Schapiro’s relationship with Bowie continued into the 1980s and a number of his pictures have appeared on Bowie albums. In 1987 Schapiro and his family were literally 15 minutes away from leaving the house for a holiday in Europe, when Schapiro got a call from Bowie asking him to come on tour. “I was honoured that he asked me, but I had to say no. We hadn’t had a vacation for a long time”.  

While Schapiro didn’t work with Bowie again, the artist continued to use his images and in 2015 Bowie chose Schapiro’s photographs for the cover of a box set. The outfit Bowie painted in Schapiro’s studio also featured in the last video the musician made just before his death. “The fact that in his final video Lazarus, Bowie came back to the outfit he had created in my studio, the outfit he’d painted and only worn on that day, was a strong emotional moment for me,” he says.

(C) Steve Schapiro
(C) Steve Schapiro

Today the octogenarian is still working and has embraced digital technology. “There are so many advantages with digital,” says Schapiro. “If I were shooting film I would have to stop every 35 frames and hope I didn’t miss anything while I was reloading the camera. Also to process the film would be too expensive. It occurs to me the biggest advantage of digital is looking in the back of the camera to check the pictures and thinking about how I can turn this into a better picture. I also think that cameras are becoming obsolete and that more and more people will be using Smartphones to do their pictures. I am sure that will become even more widespread as technology gets better and you can make bigger and bigger prints of better and better quality”.

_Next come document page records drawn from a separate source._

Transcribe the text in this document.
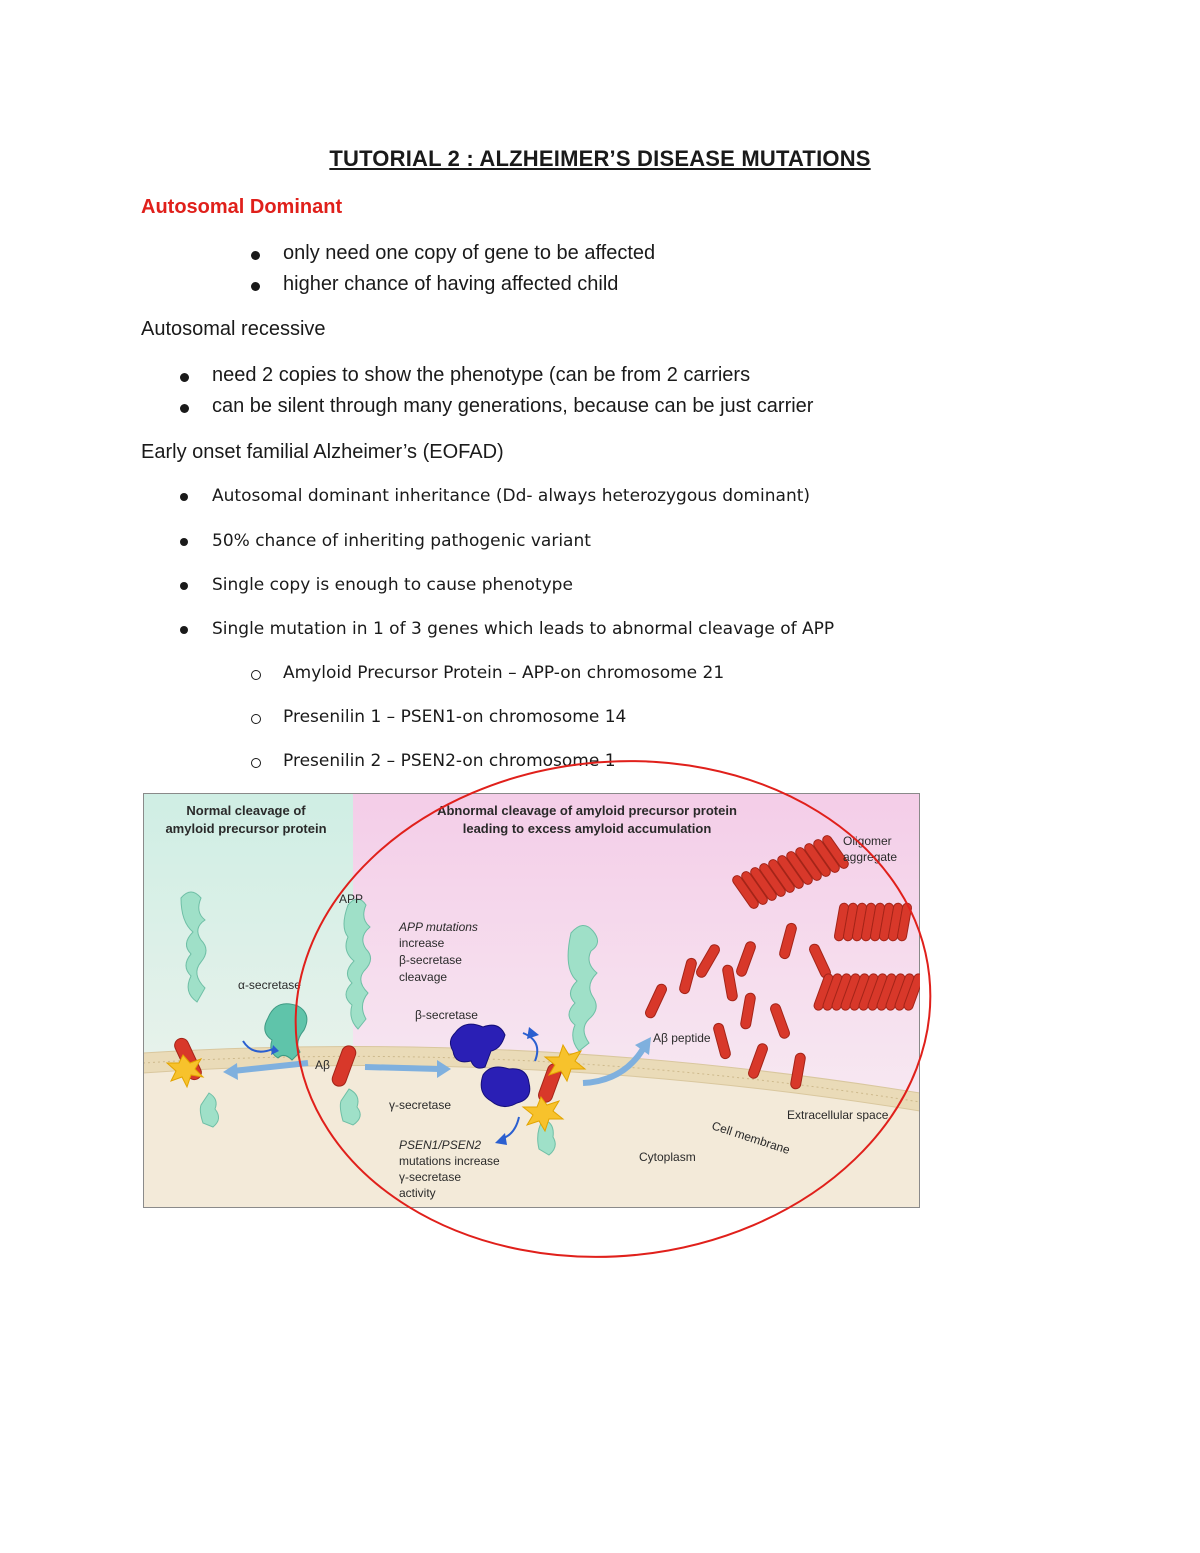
TUTORIAL 2 : ALZHEIMER’S DISEASE MUTATIONS
Autosomal Dominant
only need one copy of gene to be affected
higher chance of having affected child
Autosomal recessive
need 2 copies to show the phenotype (can be from 2 carriers
can be silent through many generations, because can be just carrier
Early onset familial Alzheimer’s (EOFAD)
Autosomal dominant inheritance (Dd- always heterozygous dominant)
50% chance of inheriting pathogenic variant
Single copy is enough to cause phenotype
Single mutation in 1 of 3 genes which leads to abnormal cleavage of APP
Amyloid Precursor Protein – APP-on chromosome 21
Presenilin 1 – PSEN1-on chromosome 14
Presenilin 2 – PSEN2-on chromosome 1
Normal cleavage of
amyloid precursor protein
Abnormal cleavage of amyloid precursor protein
leading to excess amyloid accumulation
α-secretase
Aβ
APP
APP mutations
increase
β-secretase
cleavage
β-secretase
γ-secretase
PSEN1/PSEN2
mutations increase
γ-secretase
activity
Aβ peptide
Oligomer
aggregate
Extracellular space
Cell membrane
Cytoplasm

While he acknowledges the functionality of digital, he believes the greatest issue facing photography today is the transient nature of images. “A few months ago I saw a picture of Obama and I thought wow that’s an amazing, fantastic picture and then it was gone. I probably will never see that picture again. Pictures that were taken of Bobby Kennedy’s campaign, by me and others, those pictures have stayed with us because they’ve been reproduced and people get time to look at them over period of time… But everything always changes. I remember photographing Jackie Kennedy in 1963 and all the photographers were using one-shot flash bulbs! The change in technology has been enormous and it will continue. Technology changes constantly and grows in absurd leaps and bounds”. And as he’s done all his life, Schapiro will continue to go with the flow.